La délicatesse

C’est l’histoire, comprends-tu, de François qui rencontre Nathalie. S’ensuit une belle histoire d’amour mais François meurt frappé par une auto en faisant du jogging. Il aurait pu aussi bien mourir frappé par un camion de vidanges en sortant ses ordures, comme ça pourrait m’arriver chaque vendredi matin quand je dépose mes sacs verts sur le trottoir, le danger nous guette à chaque instant, mais non le choix de l’auteur est qu’il meure frappé par une voiture. Nathalie est complètement dévastée et déstabilisée. Puis, trois ans plus tard, elle rencontre Markus, un gars moins jeune que François, moins beau que François, moins sexy que François, pas du tout le même type que François. Et pourtant ils tombent amoureux.

En voici des bouts que j’ai annotés dans le roman. Ça vous donnera peut-être le goût de le lire:

(Nathalie et François, nouvellement mariés après de courtes fréquentations. Bien sûr, ils avaient déjà consommé l’acte de chair)

François était dans une énergie folle, un appétit démesuré de jouissance. Seulement, au moment de la pénétrer, il se sentit paralysé. Une angoisse qui aurait pu s’apparenter à la peur d’un bonheur trop vif. « Que se passe-t-il? »,lui demanda-t-elle. « Rien… rien… c’est juste la première fois que je fais l’amour à une femme mariée.

(Nathalie apprenant la mort de François, se réfugie dans la maison de sa grand-mère qui l’a élevée)

Elle prit deux cachets et tomba sur son lit. Dans la chambre, celle de son enfance. Ce matin encore, elle était une femme. Et elle s’endormait maintenant comme une petite fille.

(À l’enterrement de François où se trouvent plusieurs personnes qui ont aussi assisté au mariage de Nathalie)

Ils sont tous là. Quelques années après, on se retrouve, et certains sont sûrement habillés de la même façon. Ont ressorti leur unique costume sombre, valable aussi bien pour le bonheur que pour le malheur.

(Quand Nathalie embrasse sur un coup de tête, les hormones sans doute, Markus, son collègue de travail suédois, un type hyper-drabe, qui est complètement chaviré par ce geste)

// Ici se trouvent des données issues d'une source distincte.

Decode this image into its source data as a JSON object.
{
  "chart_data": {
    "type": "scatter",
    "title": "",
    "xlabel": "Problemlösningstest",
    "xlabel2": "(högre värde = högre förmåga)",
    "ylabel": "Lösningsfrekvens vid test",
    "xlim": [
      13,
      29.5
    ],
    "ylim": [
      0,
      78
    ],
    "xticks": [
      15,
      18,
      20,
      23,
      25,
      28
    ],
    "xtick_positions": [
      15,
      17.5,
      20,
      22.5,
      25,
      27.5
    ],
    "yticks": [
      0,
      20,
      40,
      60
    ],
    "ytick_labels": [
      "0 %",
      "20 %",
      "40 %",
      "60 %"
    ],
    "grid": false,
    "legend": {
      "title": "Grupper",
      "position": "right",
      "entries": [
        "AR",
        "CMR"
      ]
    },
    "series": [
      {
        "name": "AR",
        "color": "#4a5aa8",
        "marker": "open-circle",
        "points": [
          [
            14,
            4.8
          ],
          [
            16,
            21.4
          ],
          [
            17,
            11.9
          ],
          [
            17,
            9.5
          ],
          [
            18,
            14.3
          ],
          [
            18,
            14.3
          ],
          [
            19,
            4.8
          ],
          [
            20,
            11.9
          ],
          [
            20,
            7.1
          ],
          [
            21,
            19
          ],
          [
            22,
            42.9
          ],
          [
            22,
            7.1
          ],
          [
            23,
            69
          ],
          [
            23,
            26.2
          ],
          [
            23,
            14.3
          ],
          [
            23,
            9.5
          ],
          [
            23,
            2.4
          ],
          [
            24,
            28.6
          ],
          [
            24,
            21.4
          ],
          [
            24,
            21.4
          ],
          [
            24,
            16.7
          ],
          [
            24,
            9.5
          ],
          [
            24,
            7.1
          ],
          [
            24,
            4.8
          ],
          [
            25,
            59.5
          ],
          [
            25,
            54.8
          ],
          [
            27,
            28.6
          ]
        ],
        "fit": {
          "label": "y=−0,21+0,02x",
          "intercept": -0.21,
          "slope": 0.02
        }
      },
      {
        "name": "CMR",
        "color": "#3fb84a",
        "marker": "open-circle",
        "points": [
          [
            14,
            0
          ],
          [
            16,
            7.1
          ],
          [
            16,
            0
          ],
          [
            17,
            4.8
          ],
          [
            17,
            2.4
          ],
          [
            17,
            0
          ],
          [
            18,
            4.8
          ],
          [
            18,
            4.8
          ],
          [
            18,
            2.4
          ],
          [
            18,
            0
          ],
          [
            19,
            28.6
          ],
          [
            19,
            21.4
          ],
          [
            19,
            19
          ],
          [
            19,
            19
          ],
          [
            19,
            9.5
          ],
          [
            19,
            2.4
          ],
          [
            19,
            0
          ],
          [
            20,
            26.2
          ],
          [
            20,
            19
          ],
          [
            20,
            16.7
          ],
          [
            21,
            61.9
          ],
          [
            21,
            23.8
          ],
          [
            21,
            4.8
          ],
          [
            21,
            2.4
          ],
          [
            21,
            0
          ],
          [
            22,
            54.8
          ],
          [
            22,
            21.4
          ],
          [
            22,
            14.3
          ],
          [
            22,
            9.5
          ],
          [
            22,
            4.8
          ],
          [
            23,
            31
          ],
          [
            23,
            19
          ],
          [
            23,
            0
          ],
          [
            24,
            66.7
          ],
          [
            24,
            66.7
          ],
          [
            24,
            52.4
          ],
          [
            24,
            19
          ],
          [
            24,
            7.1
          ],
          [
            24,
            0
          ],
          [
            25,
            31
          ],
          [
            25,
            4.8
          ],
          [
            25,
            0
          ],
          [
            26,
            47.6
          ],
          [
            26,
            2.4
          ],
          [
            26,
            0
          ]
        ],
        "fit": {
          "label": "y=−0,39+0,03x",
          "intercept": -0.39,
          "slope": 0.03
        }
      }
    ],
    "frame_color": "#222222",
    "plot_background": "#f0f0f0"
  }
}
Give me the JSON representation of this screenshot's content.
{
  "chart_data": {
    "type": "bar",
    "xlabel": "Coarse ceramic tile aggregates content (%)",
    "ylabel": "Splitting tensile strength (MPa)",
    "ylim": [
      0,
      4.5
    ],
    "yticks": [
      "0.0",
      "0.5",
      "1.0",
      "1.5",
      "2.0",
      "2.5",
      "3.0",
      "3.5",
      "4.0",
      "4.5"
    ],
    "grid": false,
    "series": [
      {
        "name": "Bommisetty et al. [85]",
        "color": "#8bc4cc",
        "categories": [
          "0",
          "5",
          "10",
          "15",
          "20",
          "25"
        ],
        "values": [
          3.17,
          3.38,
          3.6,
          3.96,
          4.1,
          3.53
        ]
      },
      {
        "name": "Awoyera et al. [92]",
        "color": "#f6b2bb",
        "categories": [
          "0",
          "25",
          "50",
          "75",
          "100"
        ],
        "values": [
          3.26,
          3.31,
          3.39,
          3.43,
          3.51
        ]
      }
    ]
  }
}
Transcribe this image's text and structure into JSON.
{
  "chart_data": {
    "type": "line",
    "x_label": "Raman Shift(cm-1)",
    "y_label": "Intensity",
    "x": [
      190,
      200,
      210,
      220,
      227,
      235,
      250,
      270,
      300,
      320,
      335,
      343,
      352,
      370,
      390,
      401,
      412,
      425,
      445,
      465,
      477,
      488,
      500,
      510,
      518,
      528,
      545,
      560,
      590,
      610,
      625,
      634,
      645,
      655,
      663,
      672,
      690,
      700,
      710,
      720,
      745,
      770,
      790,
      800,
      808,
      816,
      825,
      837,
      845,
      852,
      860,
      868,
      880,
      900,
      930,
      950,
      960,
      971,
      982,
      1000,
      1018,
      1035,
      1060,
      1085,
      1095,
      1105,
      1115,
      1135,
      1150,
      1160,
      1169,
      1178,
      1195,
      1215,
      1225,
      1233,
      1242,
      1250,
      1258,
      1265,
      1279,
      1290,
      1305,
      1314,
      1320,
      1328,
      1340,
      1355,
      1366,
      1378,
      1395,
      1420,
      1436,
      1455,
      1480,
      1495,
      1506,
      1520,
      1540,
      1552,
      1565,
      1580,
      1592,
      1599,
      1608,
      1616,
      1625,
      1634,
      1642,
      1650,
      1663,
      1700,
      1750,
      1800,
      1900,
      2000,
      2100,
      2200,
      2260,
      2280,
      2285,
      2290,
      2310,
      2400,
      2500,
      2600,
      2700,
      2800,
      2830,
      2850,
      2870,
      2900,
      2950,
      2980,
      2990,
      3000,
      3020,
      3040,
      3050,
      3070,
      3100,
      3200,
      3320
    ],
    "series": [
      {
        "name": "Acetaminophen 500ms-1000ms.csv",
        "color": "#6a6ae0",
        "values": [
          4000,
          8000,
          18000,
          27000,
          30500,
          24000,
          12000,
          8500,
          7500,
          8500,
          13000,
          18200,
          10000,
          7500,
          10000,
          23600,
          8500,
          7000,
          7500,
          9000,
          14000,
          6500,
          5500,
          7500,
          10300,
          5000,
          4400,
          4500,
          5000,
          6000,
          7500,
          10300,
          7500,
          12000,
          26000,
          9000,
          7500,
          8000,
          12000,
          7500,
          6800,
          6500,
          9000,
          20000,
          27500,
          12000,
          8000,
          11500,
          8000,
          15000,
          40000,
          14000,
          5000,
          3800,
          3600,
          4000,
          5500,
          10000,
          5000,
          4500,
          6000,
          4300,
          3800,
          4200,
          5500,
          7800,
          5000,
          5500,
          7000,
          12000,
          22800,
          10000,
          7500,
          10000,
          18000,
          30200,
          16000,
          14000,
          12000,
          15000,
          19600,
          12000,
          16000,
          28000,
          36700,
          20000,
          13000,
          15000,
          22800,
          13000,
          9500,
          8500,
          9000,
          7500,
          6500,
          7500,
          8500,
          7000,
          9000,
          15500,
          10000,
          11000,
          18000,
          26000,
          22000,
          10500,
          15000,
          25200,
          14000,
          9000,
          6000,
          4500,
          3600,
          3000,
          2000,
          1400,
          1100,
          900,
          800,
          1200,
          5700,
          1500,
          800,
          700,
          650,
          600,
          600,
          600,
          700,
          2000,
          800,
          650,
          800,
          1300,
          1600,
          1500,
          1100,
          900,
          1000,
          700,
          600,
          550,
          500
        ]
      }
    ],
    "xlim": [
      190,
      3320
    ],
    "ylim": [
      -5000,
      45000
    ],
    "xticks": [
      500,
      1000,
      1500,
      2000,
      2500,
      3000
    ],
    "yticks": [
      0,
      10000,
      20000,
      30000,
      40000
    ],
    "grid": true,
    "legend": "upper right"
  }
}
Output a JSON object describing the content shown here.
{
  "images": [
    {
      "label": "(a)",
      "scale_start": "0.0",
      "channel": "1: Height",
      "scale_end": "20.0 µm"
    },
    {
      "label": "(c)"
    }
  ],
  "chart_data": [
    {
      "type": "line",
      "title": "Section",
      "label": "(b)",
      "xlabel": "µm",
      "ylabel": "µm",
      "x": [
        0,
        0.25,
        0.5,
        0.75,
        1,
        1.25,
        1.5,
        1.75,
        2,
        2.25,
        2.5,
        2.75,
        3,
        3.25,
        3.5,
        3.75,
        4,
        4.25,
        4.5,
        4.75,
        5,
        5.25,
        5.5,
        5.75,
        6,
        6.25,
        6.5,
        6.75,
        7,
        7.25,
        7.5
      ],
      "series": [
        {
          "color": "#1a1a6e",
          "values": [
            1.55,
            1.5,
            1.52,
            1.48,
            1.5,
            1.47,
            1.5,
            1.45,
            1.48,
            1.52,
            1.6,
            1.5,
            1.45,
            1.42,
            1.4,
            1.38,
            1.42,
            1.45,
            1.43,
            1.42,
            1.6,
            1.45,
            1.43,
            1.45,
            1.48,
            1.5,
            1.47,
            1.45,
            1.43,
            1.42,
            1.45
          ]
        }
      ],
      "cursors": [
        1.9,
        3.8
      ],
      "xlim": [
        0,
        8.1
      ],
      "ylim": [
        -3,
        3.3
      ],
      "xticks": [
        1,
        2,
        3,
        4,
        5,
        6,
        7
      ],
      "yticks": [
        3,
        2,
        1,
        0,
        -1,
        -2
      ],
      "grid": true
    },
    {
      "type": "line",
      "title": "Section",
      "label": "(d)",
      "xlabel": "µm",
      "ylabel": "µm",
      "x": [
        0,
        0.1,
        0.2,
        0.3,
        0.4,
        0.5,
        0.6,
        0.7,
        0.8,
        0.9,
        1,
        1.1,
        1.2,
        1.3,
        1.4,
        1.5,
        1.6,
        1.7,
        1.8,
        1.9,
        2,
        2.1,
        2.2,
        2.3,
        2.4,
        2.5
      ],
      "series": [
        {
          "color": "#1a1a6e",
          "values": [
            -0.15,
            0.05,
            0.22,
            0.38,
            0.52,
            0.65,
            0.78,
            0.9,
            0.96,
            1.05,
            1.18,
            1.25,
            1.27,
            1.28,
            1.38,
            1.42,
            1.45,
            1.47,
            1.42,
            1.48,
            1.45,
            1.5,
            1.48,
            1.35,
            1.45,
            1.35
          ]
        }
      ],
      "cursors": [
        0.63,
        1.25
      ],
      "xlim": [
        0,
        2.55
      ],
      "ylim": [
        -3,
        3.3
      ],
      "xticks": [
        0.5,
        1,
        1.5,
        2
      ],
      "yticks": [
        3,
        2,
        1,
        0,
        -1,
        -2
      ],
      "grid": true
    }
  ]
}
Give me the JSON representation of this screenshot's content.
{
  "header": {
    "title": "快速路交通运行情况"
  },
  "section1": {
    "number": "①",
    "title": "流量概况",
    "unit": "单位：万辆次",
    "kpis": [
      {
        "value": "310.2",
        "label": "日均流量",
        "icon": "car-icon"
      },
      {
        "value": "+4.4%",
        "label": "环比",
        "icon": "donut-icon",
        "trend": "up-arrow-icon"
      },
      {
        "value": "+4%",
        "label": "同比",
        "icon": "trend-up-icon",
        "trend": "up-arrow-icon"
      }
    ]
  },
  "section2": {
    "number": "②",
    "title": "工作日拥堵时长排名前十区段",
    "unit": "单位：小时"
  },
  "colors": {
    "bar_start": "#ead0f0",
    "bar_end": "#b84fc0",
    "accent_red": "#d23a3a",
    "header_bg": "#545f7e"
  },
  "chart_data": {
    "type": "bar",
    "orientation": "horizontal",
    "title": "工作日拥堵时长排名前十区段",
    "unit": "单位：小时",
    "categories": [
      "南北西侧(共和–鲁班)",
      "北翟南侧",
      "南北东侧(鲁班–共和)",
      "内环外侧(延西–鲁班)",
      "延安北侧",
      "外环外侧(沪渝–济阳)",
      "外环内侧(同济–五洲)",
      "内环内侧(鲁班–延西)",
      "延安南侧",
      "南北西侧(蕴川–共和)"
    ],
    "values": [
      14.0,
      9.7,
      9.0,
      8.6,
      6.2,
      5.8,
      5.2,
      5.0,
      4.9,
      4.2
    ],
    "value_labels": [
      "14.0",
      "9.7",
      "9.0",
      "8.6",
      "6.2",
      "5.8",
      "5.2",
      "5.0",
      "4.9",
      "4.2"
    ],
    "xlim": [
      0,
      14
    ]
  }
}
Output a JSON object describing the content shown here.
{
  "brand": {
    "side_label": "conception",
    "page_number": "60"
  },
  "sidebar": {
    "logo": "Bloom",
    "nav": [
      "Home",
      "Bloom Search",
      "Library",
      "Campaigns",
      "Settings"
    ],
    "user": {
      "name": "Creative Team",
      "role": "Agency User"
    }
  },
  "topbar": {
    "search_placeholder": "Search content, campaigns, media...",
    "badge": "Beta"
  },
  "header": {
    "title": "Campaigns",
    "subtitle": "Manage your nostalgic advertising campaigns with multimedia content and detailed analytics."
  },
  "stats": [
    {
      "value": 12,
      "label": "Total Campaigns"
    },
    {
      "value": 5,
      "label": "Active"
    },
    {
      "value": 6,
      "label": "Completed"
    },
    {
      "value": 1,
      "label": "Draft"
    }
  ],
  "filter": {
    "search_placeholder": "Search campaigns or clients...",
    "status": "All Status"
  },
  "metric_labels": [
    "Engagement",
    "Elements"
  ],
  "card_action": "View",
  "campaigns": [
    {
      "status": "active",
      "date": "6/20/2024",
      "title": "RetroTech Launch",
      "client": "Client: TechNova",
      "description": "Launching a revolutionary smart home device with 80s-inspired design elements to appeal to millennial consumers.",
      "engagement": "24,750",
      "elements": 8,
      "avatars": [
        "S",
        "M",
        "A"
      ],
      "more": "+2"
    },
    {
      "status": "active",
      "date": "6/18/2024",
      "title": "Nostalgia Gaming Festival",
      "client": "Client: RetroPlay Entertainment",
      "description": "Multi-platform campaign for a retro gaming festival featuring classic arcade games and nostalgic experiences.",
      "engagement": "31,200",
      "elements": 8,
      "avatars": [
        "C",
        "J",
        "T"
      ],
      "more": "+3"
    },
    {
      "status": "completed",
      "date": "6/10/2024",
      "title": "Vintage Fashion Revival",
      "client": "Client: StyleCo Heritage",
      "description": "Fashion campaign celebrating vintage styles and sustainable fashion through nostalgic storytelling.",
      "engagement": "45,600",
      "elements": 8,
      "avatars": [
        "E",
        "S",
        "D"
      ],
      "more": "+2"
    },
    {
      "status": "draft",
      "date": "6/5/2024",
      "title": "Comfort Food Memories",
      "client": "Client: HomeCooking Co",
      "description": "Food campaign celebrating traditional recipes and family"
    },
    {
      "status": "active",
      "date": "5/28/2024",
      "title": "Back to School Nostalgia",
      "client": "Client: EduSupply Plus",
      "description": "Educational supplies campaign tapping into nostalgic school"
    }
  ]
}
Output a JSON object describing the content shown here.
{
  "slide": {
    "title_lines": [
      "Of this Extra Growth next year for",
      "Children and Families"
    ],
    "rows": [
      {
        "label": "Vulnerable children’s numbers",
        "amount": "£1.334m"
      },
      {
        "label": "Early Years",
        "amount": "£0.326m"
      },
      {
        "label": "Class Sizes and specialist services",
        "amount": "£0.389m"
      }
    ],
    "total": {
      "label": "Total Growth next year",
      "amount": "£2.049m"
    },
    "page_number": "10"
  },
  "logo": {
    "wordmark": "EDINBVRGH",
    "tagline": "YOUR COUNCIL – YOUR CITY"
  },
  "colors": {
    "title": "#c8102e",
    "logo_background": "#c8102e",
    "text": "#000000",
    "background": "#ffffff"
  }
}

Le lendemain matin, il se réveilla très tôt. Si tôt qu’il n’était même pas certain d’avoir dormi. Il attendait le soleil avec impatience, comme un rendez-vous important.

(Markus ne sachant plus quoi faire, choisit de faire un peu de lecture)

Il se décida pour Syllogismes de l’amertume. (Je vous ai prévenus qu’il était drabe)

(Markus embrasse Nathalie à son tour, aussi impétueusement et aussi brusquement qu’elle l’avait fait avec lui. Réaction de Nathalie, une fort belle femme dans le roman comparativement à Markus le pas de classe)

Elle avait ressenti quelque chose de compliqué à définir. À vrai dire, c’était la première fois depuis trois ans qu’on l’agrippait ainsi. Qu’on ne la prenait pas pour une chose fragile.

(Markus, prenant son courage à deux mains, invite Nathalie au resto. Elle accepte.)

Il pensa qu’il ne l’avait jamais vue le soir. Il était presque étonné qu’elle puisse exister à cette heure-ci.

(Markus, fou comme de la marde, après sa soirée avec Nathalie)

Dans son lit, il sut qu’il ne serait pas capable de s’endormir: comment aller vers le rêve quand on vient de le quitter?

(Nathalie qui apprécie de plus en plus Markus parce qu’il reste lui-même)

Elle passa voir Markus, et fut surprise de constater qu’il avait la même tête que la veille. Une sorte de force tranquille de l’identique.

(Markus qui a la chienne de tomber amoureux de Nathalie vu que tout le monde pense qu’ils ne sont pas du tout faits l’un pour l’autre mais qui ne veut pas laisser passer sa chance.)

Il pensa surtout qu’il ne devait pas avoir peur, qu’il était ridicule de reculer ainsi, de se protéger. On ne devrait jamais faire l’économie d’une douleur potentielle.

(Quand, ENFIN, Markus couche avec Nathalie)

Elle guidait Markus, qui la suivait, la tenant par les hanches. C’était l’obscurité la plus lumineuse de sa vie.

Nathalie posa les bougies sur la table de chevet. Ils se retrouvèrent, face à face, dans le mouvement émouvant des ombres.

Elle était nue, collée contre lui. Son émotion (à Markus) était si forte que ses mouvements ralentirent. Il se laissait grignoter par l’immense appréhension, devenait brouillon. Elle aima ces instants où il était maladroit, où il hésitait. Elle comprenait qu’elle avait voulu cela plus que tout, retrouver les hommes par un homme qui ne soit pas forcément un habitué des femmes. Qu’ils redécouvrent ensemble le mode d’emploi de la tendresse.